The narrative of the current pandemic is no exception. Journalists, writers and bloggers whose account of the outbreak differs from the official version have been arrested, disappeared or silenced.

Fang Fang, a Wuhan-based writer, became the most vilified figure on the Chinese internet in 2020. Your crime? Documentation of their lockdown experiences in an apolitical account in an online diary.

People on the internet call her a liar, a traitor, a villain and an imperialist dog. They accuse her of slandering the government and causing the Chinese people to lose face to the world by publishing an English translation of their diary in the United States. A man asked the government to investigate her for the crime of undermining state power. A high-ranking medical doctor punished her for lack of patriotic feelings.

No publisher is willing or able to publish their works in China. The social media posts and articles they endorse are often censored. Some people who spoke out in favor of them in public were punished, including a literary professor in Wuhan who lost their membership in the Communist Party and their right to teach.

“I think Fang Fang wrote about what happened,” said Amy Ye, the organizer of a volunteer group for disabled people in Wuhan. “In fact, I don’t think she included the most dire situations.

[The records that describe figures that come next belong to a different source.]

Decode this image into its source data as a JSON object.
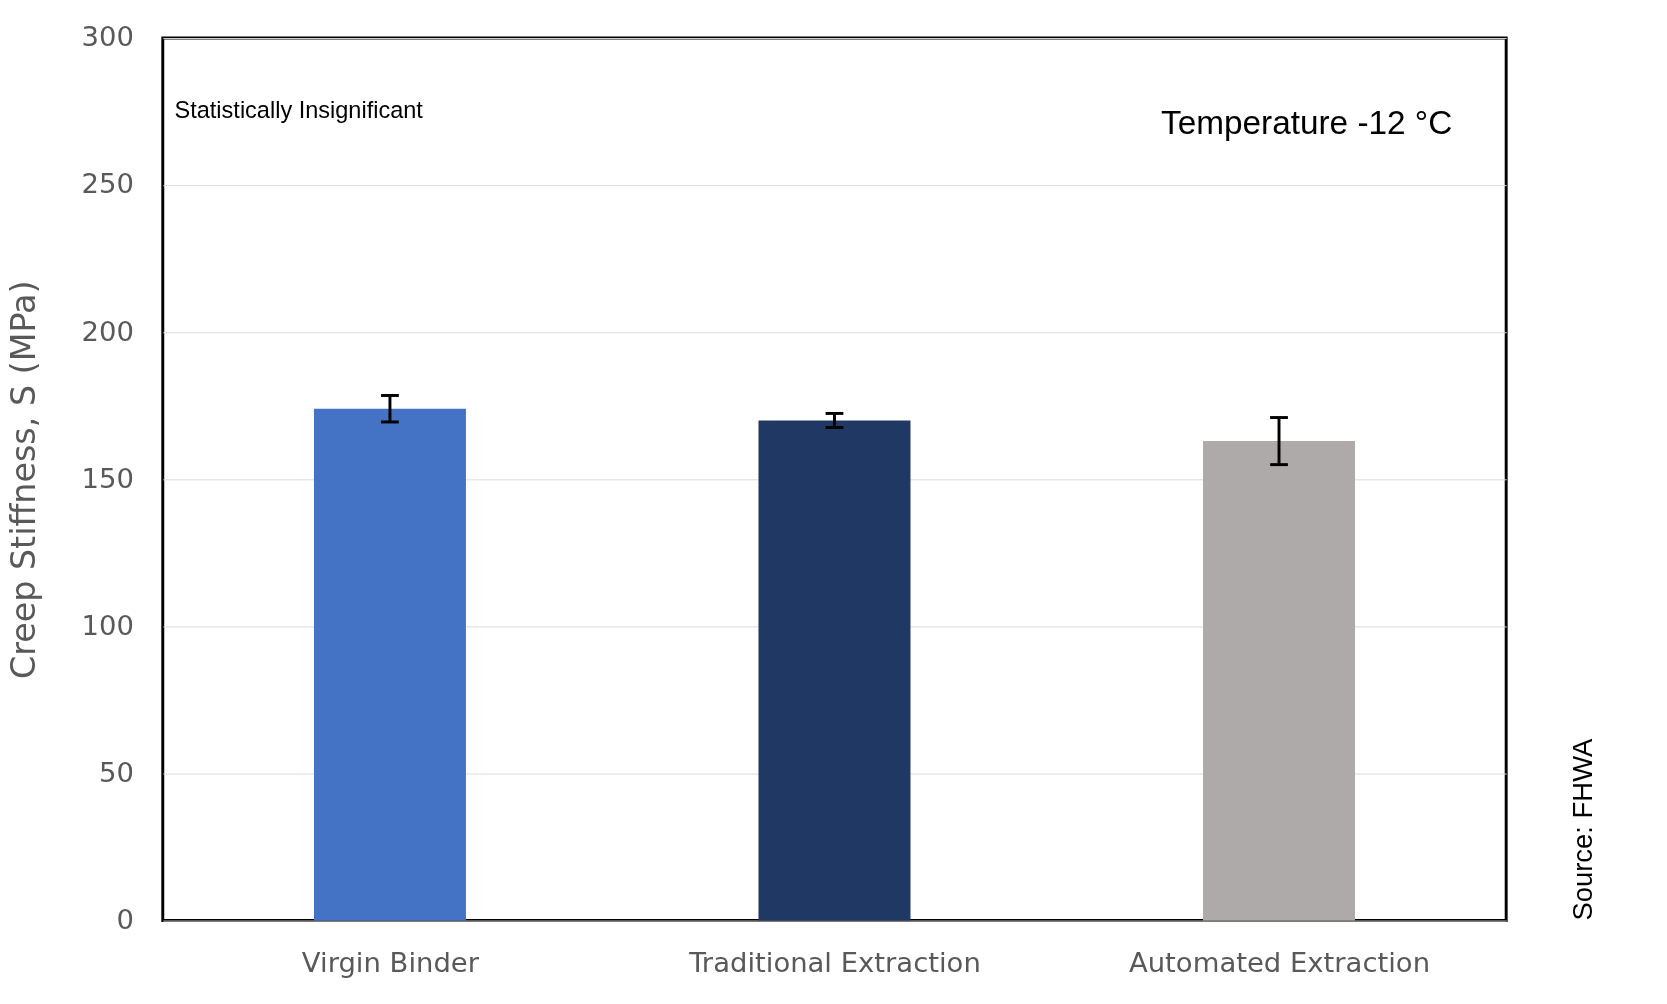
{
  "chart_data": {
    "type": "bar",
    "ylabel": "Creep Stiffness, S (MPa)",
    "categories": [
      "Virgin Binder",
      "Traditional Extraction",
      "Automated Extraction"
    ],
    "values": [
      174,
      170,
      163
    ],
    "errors": [
      4.5,
      2.4,
      8
    ],
    "colors": [
      "#4472c4",
      "#203864",
      "#aeaaaa"
    ],
    "ylim": [
      0,
      300
    ],
    "yticks": [
      0,
      50,
      100,
      150,
      200,
      250,
      300
    ],
    "grid": "y",
    "annotations": [
      "Statistically Insignificant",
      "Temperature -12 °C",
      "Source: FHWA"
    ]
  }
}
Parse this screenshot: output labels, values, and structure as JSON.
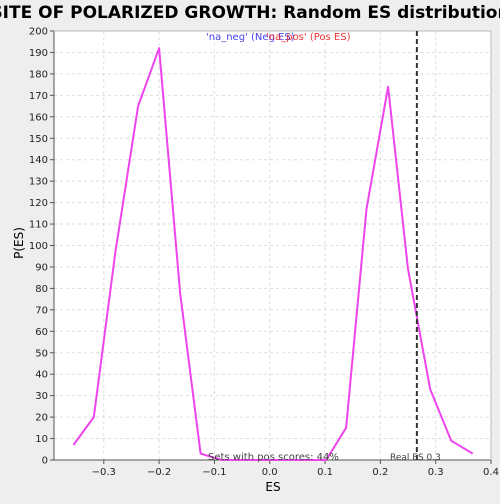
{
  "chart_data": {
    "type": "line",
    "title": "SITE OF POLARIZED GROWTH: Random ES distribution",
    "xlabel": "ES",
    "ylabel": "P(ES)",
    "xlim": [
      -0.39,
      0.4
    ],
    "ylim": [
      0,
      200
    ],
    "x_ticks": [
      -0.3,
      -0.2,
      -0.1,
      0.0,
      0.1,
      0.2,
      0.3,
      0.4
    ],
    "x_tick_labels": [
      "−0.3",
      "−0.2",
      "−0.1",
      "0.0",
      "0.1",
      "0.2",
      "0.3",
      "0.4"
    ],
    "y_ticks": [
      0,
      10,
      20,
      30,
      40,
      50,
      60,
      70,
      80,
      90,
      100,
      110,
      120,
      130,
      140,
      150,
      160,
      170,
      180,
      190,
      200
    ],
    "grid": true,
    "legend": [
      {
        "label": "'na_neg' (Neg ES)",
        "color": "#4444ee"
      },
      {
        "label": "'na_pos' (Pos ES)",
        "color": "#ee3333"
      }
    ],
    "legend_position": "top-center",
    "series": [
      {
        "color": "#ee44ee",
        "x": [
          -0.355,
          -0.318,
          -0.279,
          -0.238,
          -0.2,
          -0.162,
          -0.125,
          -0.087,
          0.102,
          0.138,
          0.175,
          0.214,
          0.25,
          0.29,
          0.328,
          0.367
        ],
        "y": [
          7,
          20,
          97,
          165,
          192,
          78,
          3,
          0,
          0,
          15,
          117,
          174,
          89,
          33,
          9,
          3
        ]
      }
    ],
    "reference_line": {
      "x": 0.266,
      "label": "Real ES 0.3",
      "style": "dashed",
      "color": "#333333"
    },
    "annotation": "Sets with pos scores: 44%"
  }
}
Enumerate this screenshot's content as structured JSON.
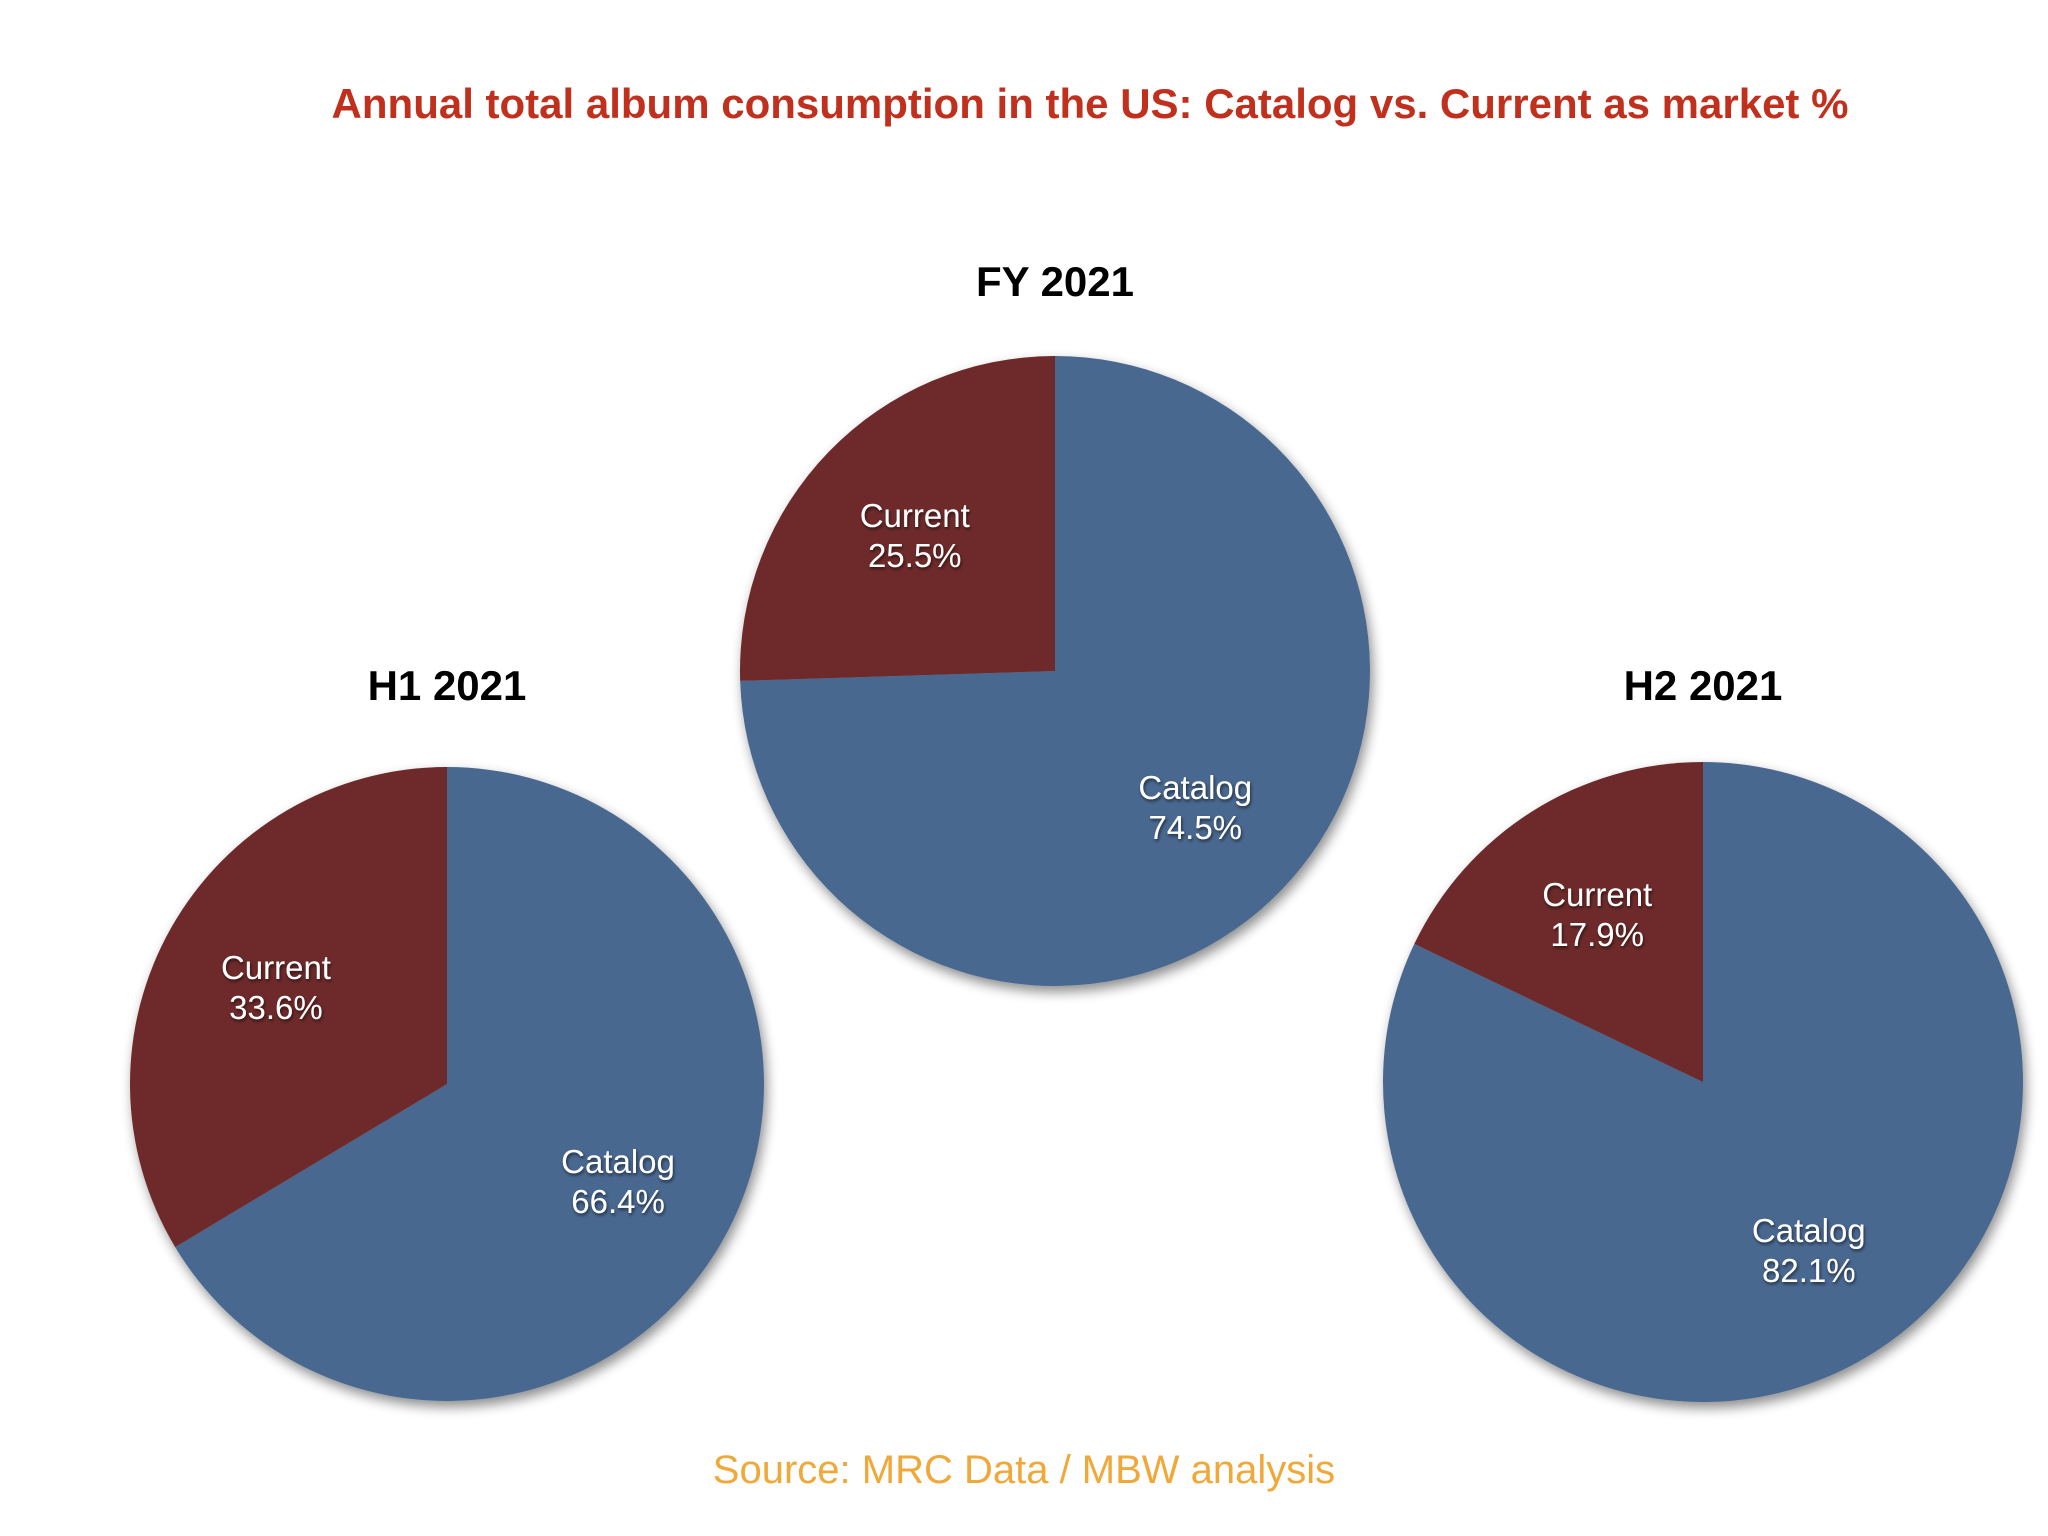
{
  "title": "Annual total album consumption in the US: Catalog vs. Current as market %",
  "source": "Source: MRC Data / MBW analysis",
  "colors": {
    "title": "#c0301c",
    "catalog": "#4a6890",
    "current": "#6e2a2a",
    "source": "#f0a838",
    "chart_title": "#000000",
    "slice_label": "#ffffff"
  },
  "chart_data": [
    {
      "type": "pie",
      "title": "H1 2021",
      "slices": [
        {
          "name": "Catalog",
          "value": 66.4,
          "label": "66.4%"
        },
        {
          "name": "Current",
          "value": 33.6,
          "label": "33.6%"
        }
      ]
    },
    {
      "type": "pie",
      "title": "FY 2021",
      "slices": [
        {
          "name": "Catalog",
          "value": 74.5,
          "label": "74.5%"
        },
        {
          "name": "Current",
          "value": 25.5,
          "label": "25.5%"
        }
      ]
    },
    {
      "type": "pie",
      "title": "H2 2021",
      "slices": [
        {
          "name": "Catalog",
          "value": 82.1,
          "label": "82.1%"
        },
        {
          "name": "Current",
          "value": 17.9,
          "label": "17.9%"
        }
      ]
    }
  ]
}
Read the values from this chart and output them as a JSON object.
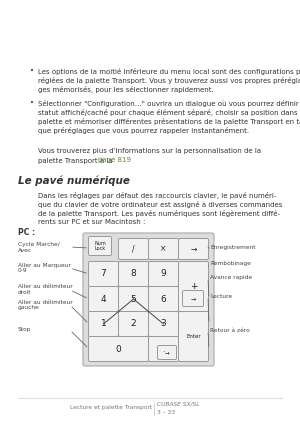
{
  "bg_color": "#ffffff",
  "bullet1": "Les options de la moitié inférieure du menu local sont des configurations pré-\nréglées de la palette Transport. Vous y trouverez aussi vos propres prérégla-\nges mémorisés, pour les sélectionner rapidement.",
  "bullet2": "Sélectionner \"Configuration…\" ouvrira un dialogue où vous pourrez définir le\nstatut affiché/caché pour chaque élément séparé, choisir sa position dans la\npalette et mémoriser différentes présentations de la palette Transport en tant\nque préréglages que vous pourrez rappeler instantanément.",
  "body_line1": "Vous trouverez plus d’informations sur la personnalisation de la",
  "body_line2_pre": "palette Transport à la ",
  "body_link": "page 819",
  "body_line2_post": ".",
  "section_title": "Le pavé numérique",
  "section_body": "Dans les réglages par défaut des raccourcis clavier, le pavé numéri-\nque du clavier de votre ordinateur est assigné à diverses commandes\nde la palette Transport. Les pavés numériques sont légèrement diffé-\nrents sur PC et sur Macintosh :",
  "pc_label": "PC :",
  "left_labels": [
    "Cycle Marche/\nAvec",
    "Aller au Marqueur\n0-9",
    "Aller au délimiteur\ndroit",
    "Aller au délimiteur\ngauche",
    "Stop"
  ],
  "right_labels": [
    "Enregistrement",
    "Rembobinage",
    "Avance rapide",
    "Lecture",
    "Retour à zéro"
  ],
  "footer_left": "Lecture et palette Transport",
  "footer_right_top": "CUBASE SX/SL",
  "footer_right_bot": "3 – 33",
  "link_color": "#5a8a2a",
  "text_color": "#333333",
  "label_color": "#444444"
}
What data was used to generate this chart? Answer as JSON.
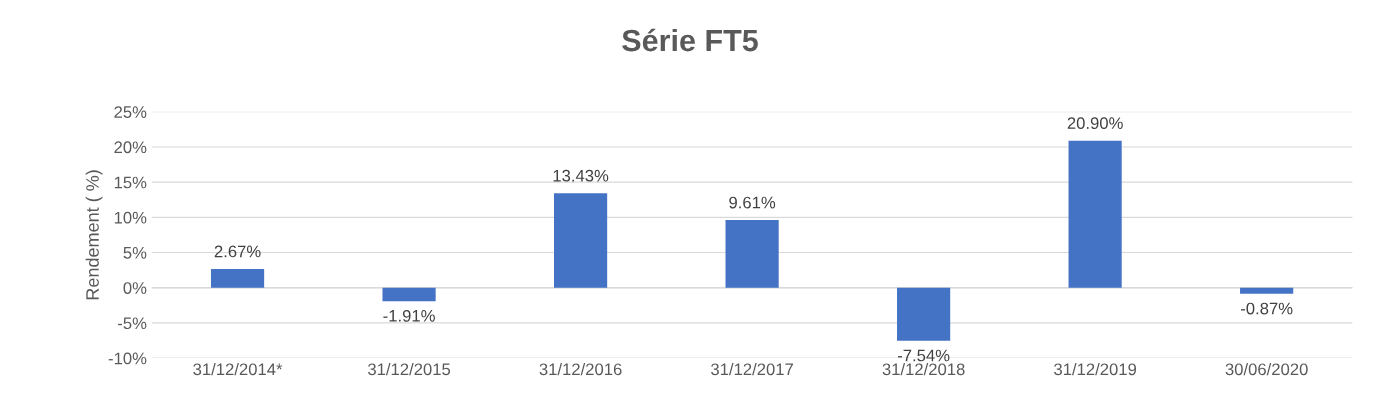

Your diary is very moderate. I don’t understand why such a thing could not be tolerated. “

This requirement for a single narrative carries risks. It silences those who might warn the government before it does something stupid like stumbling into conflict or disrupting China’s economic growth machine.

It also hides the real feelings of the Chinese people. On the street, most Chinese people like to tell you what they think, perhaps in great detail. But China became more opaque in 2020. Online censorship got tougher. Few Chinese people are willing to take the risk of speaking to Western news media. Beijing has expelled many American journalists.

This single narrative also means that people who don’t fit in run the risk of being left behind.

Ms. Ye, the volunteer organizer of the Wuhan Group, doesn’t think Wuhan could win a victory over the pandemic. “My whole world has changed and it will probably never go back to what it used to be,” she said.

She is still struggling with depression and the fear of getting out of her apartment. As a pre-pandemic outgoing person, she has only attended one social gathering since lockdown ended in April.

“We were suddenly locked up at home for many days. So many people died. But nobody was held accountable, ”she said. “I would probably feel better if someone could apologize for not doing their job.”

“I can’t forget the pain,” she said. “It’s engraved on my bones and my heart.”